All businesses, tax-exempt organizations, and federal, state and local government entities would have to send 1099 forms to any vendor from whom they buy more than $600 in goods during a calendar year.

The Nelson amendment would have exempted firms with 25 or few workers from the reporting mandate and increased the reporting threshold to $5,000 for the other entities.

The Senate also voted 46-52 to reject an amendment by Sen. Mike Johanns, R-Neb., that would have repealed the new Form 1099 reporting requirements altogether.

The Johanns amendment would have paid for the repeal by diverting $11 billion from a new Affordable Care Act prevention and public health fund between now


and 2017. The fund is supposed to shore up anti-tobacco and obesity programs, public health departments, and organizations that provide health care in underserved communities.

The Affordable Care Act calls for the fund get $15 billion in appropriations between now and 2019.

The National Association of Insurance and Financial Advisors, Falls Church, Va., has joined other insurance and employer groups in seeking repeal of the new Form 1099 reporting requirements.

“NAIFA members welcome modifications to the new 1099 requirements to ease the burden on their small business clients,” a NAIFA staffer says.

Nelson accused Johanns and other Republicans of using the Johanns amendment to try to gut the Affordable Care Act.
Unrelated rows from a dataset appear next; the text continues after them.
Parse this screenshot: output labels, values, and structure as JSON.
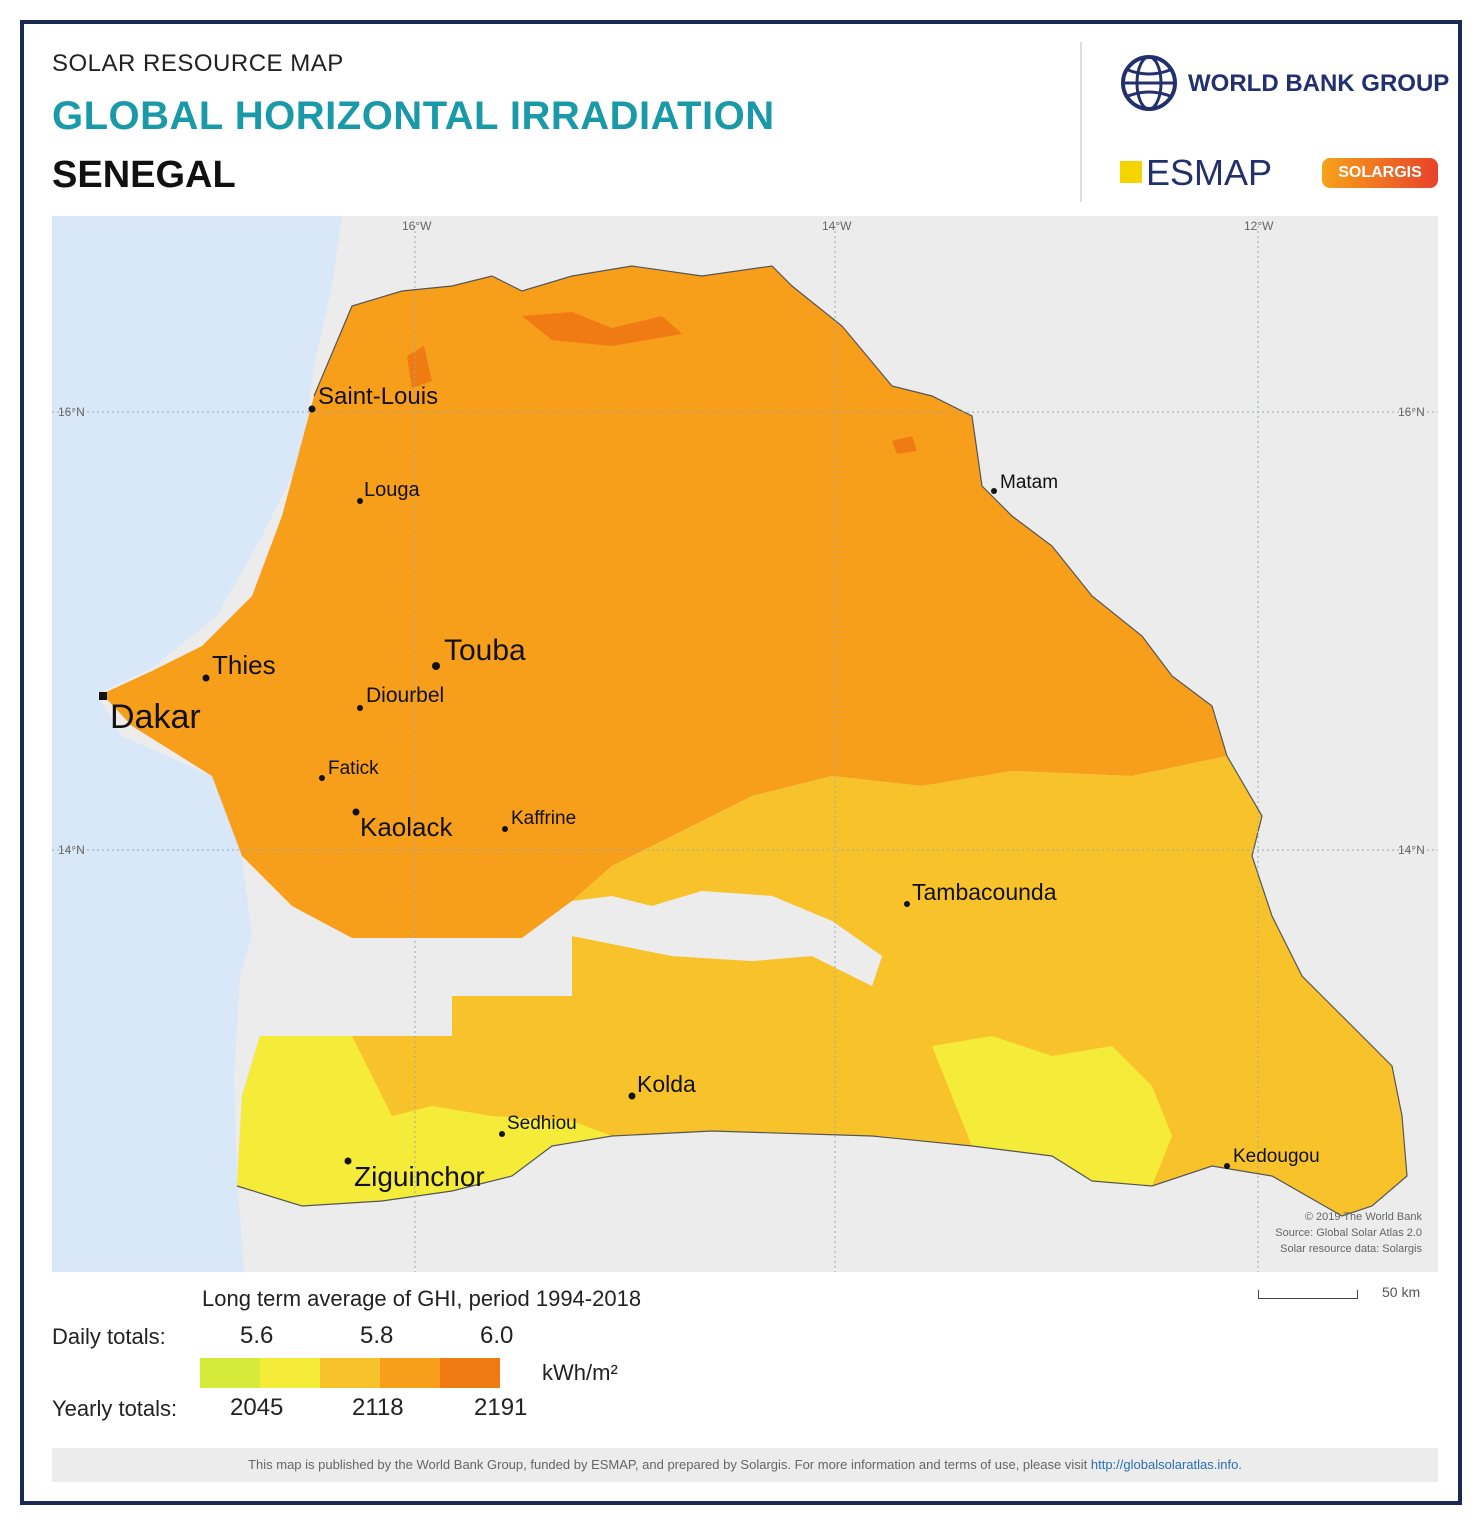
{
  "header": {
    "overline": "SOLAR RESOURCE MAP",
    "title": "GLOBAL HORIZONTAL IRRADIATION",
    "country": "SENEGAL"
  },
  "logos": {
    "world_bank": "WORLD BANK GROUP",
    "esmap": "ESMAP",
    "solargis": "SOLARGIS"
  },
  "map": {
    "graticule": {
      "lon_top": [
        "16°W",
        "14°W",
        "12°W"
      ],
      "lat_left": [
        "16°N",
        "14°N"
      ],
      "lat_right": [
        "16°N",
        "14°N"
      ]
    },
    "cities": [
      {
        "name": "Saint-Louis",
        "size": "medium"
      },
      {
        "name": "Louga",
        "size": "small"
      },
      {
        "name": "Matam",
        "size": "small"
      },
      {
        "name": "Touba",
        "size": "large"
      },
      {
        "name": "Thies",
        "size": "medium"
      },
      {
        "name": "Diourbel",
        "size": "small"
      },
      {
        "name": "Dakar",
        "size": "xlarge"
      },
      {
        "name": "Fatick",
        "size": "small"
      },
      {
        "name": "Kaolack",
        "size": "medium"
      },
      {
        "name": "Kaffrine",
        "size": "small"
      },
      {
        "name": "Tambacounda",
        "size": "medium"
      },
      {
        "name": "Kolda",
        "size": "medium"
      },
      {
        "name": "Sedhiou",
        "size": "small"
      },
      {
        "name": "Ziguinchor",
        "size": "large"
      },
      {
        "name": "Kedougou",
        "size": "small"
      }
    ],
    "credits": [
      "© 2019 The World Bank",
      "Source: Global Solar Atlas 2.0",
      "Solar resource data: Solargis"
    ],
    "scale_label": "50 km",
    "colors": {
      "ocean": "#d9e8f8",
      "land_outside": "#ececec",
      "ghi_5_5": "#d6ea3c",
      "ghi_5_6": "#f5ec3a",
      "ghi_5_7": "#f8c32a",
      "ghi_5_8": "#f79e1b",
      "ghi_6_0": "#f07b12"
    }
  },
  "legend": {
    "title": "Long term average of GHI, period 1994-2018",
    "daily_label": "Daily totals:",
    "daily_values": [
      "5.6",
      "5.8",
      "6.0"
    ],
    "yearly_label": "Yearly totals:",
    "yearly_values": [
      "2045",
      "2118",
      "2191"
    ],
    "unit": "kWh/m²",
    "swatches": [
      "#d6ea3c",
      "#f5ec3a",
      "#f8c32a",
      "#f79e1b",
      "#f07b12"
    ]
  },
  "footer": {
    "text": "This map is published by the World Bank Group, funded by ESMAP, and prepared by Solargis. For more information and terms of use, please visit",
    "link": "http://globalsolaratlas.info."
  }
}
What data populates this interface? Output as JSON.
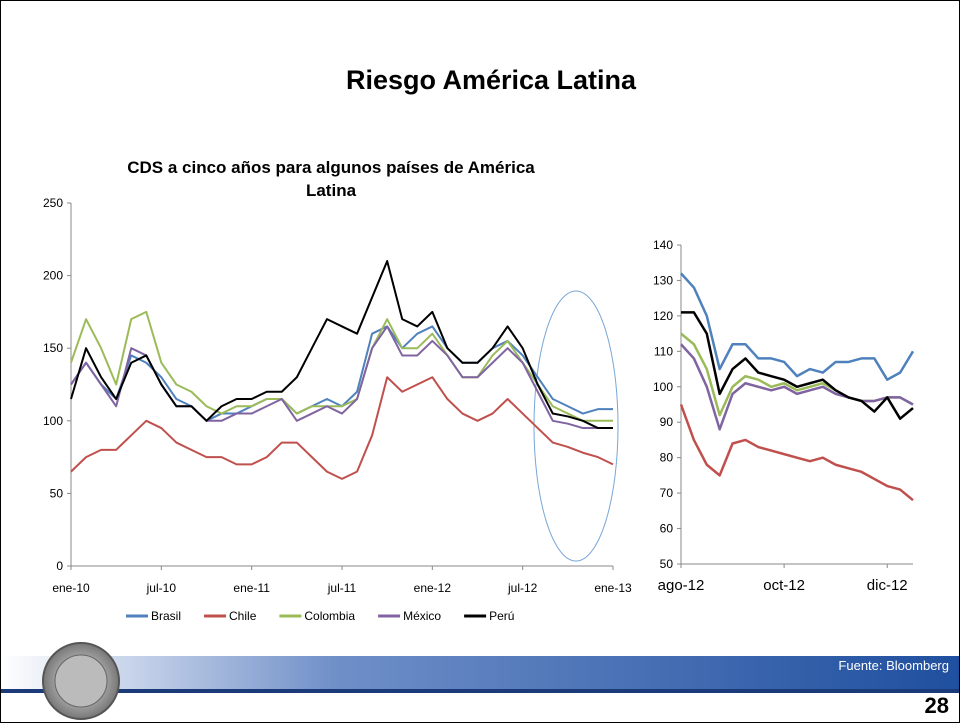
{
  "slide": {
    "title": "Riesgo América Latina",
    "source": "Fuente: Bloomberg",
    "page_number": 28
  },
  "chart_data": [
    {
      "type": "line",
      "title": "CDS a cinco años para algunos países de América Latina",
      "categories": [
        "ene-10",
        null,
        null,
        null,
        null,
        null,
        "jul-10",
        null,
        null,
        null,
        null,
        null,
        "ene-11",
        null,
        null,
        null,
        null,
        null,
        "jul-11",
        null,
        null,
        null,
        null,
        null,
        "ene-12",
        null,
        null,
        null,
        null,
        null,
        "jul-12",
        null,
        null,
        null,
        null,
        null,
        "ene-13"
      ],
      "ylim": [
        0,
        250
      ],
      "yticks": [
        0,
        50,
        100,
        150,
        200,
        250
      ],
      "legend": "bottom",
      "series": [
        {
          "name": "Brasil",
          "color": "#4f81bd",
          "values": [
            125,
            140,
            125,
            115,
            145,
            140,
            130,
            115,
            110,
            100,
            105,
            105,
            110,
            115,
            115,
            105,
            110,
            115,
            110,
            120,
            160,
            165,
            150,
            160,
            165,
            150,
            140,
            140,
            150,
            155,
            145,
            130,
            115,
            110,
            105,
            108,
            108
          ]
        },
        {
          "name": "Chile",
          "color": "#c0504d",
          "values": [
            65,
            75,
            80,
            80,
            90,
            100,
            95,
            85,
            80,
            75,
            75,
            70,
            70,
            75,
            85,
            85,
            75,
            65,
            60,
            65,
            90,
            130,
            120,
            125,
            130,
            115,
            105,
            100,
            105,
            115,
            105,
            95,
            85,
            82,
            78,
            75,
            70
          ]
        },
        {
          "name": "Colombia",
          "color": "#9bbb59",
          "values": [
            140,
            170,
            150,
            125,
            170,
            175,
            140,
            125,
            120,
            110,
            105,
            110,
            110,
            115,
            115,
            105,
            110,
            110,
            110,
            115,
            150,
            170,
            150,
            150,
            160,
            145,
            130,
            130,
            145,
            155,
            140,
            125,
            110,
            105,
            100,
            100,
            100
          ]
        },
        {
          "name": "México",
          "color": "#8064a2",
          "values": [
            125,
            140,
            125,
            110,
            150,
            145,
            125,
            110,
            110,
            100,
            100,
            105,
            105,
            110,
            115,
            100,
            105,
            110,
            105,
            115,
            150,
            165,
            145,
            145,
            155,
            145,
            130,
            130,
            140,
            150,
            140,
            120,
            100,
            98,
            95,
            95,
            95
          ]
        },
        {
          "name": "Perú",
          "color": "#000000",
          "values": [
            115,
            150,
            130,
            115,
            140,
            145,
            125,
            110,
            110,
            100,
            110,
            115,
            115,
            120,
            120,
            130,
            150,
            170,
            165,
            160,
            185,
            210,
            170,
            165,
            175,
            150,
            140,
            140,
            150,
            165,
            150,
            125,
            105,
            103,
            100,
            95,
            95
          ]
        }
      ]
    },
    {
      "type": "line",
      "categories": [
        "ago-12",
        null,
        null,
        null,
        null,
        null,
        null,
        null,
        "oct-12",
        null,
        null,
        null,
        null,
        null,
        null,
        null,
        "dic-12",
        null,
        null
      ],
      "ylim": [
        50,
        140
      ],
      "yticks": [
        50,
        60,
        70,
        80,
        90,
        100,
        110,
        120,
        130,
        140
      ],
      "series": [
        {
          "color": "#4f81bd",
          "values": [
            132,
            128,
            120,
            105,
            112,
            112,
            108,
            108,
            107,
            103,
            105,
            104,
            107,
            107,
            108,
            108,
            102,
            104,
            110
          ]
        },
        {
          "color": "#c0504d",
          "values": [
            95,
            85,
            78,
            75,
            84,
            85,
            83,
            82,
            81,
            80,
            79,
            80,
            78,
            77,
            76,
            74,
            72,
            71,
            68
          ]
        },
        {
          "color": "#9bbb59",
          "values": [
            115,
            112,
            105,
            92,
            100,
            103,
            102,
            100,
            101,
            99,
            100,
            101,
            99,
            97,
            96,
            96,
            97,
            97,
            95
          ]
        },
        {
          "color": "#8064a2",
          "values": [
            112,
            108,
            100,
            88,
            98,
            101,
            100,
            99,
            100,
            98,
            99,
            100,
            98,
            97,
            96,
            96,
            97,
            97,
            95
          ]
        },
        {
          "color": "#000000",
          "values": [
            121,
            121,
            115,
            98,
            105,
            108,
            104,
            103,
            102,
            100,
            101,
            102,
            99,
            97,
            96,
            93,
            97,
            91,
            94
          ]
        }
      ]
    }
  ]
}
One section of H.R. 5297 would simplify the rules governing partial withdrawal of funds from an annuity contract.

H.R. 5297 also includes a provision that would let self-employed people deduct their health insurance premiums and a provision that would let individuals with traditional 401(k), 403(b) and 457 plans roll their accounts into the Roth versions of the accounts.

NAIFA officials say the health premium deduction provision would last for just 1 year.

NAIFA has a higher opinion of the Roth rollover provision.

Plan participants now can roll traditional plan assets only into Roth individual retirement accounts, according to outgoing NAIFA President Thomas Currey.

The Roth rollover provision H.R. 5297 “expands the universe,” Currey says.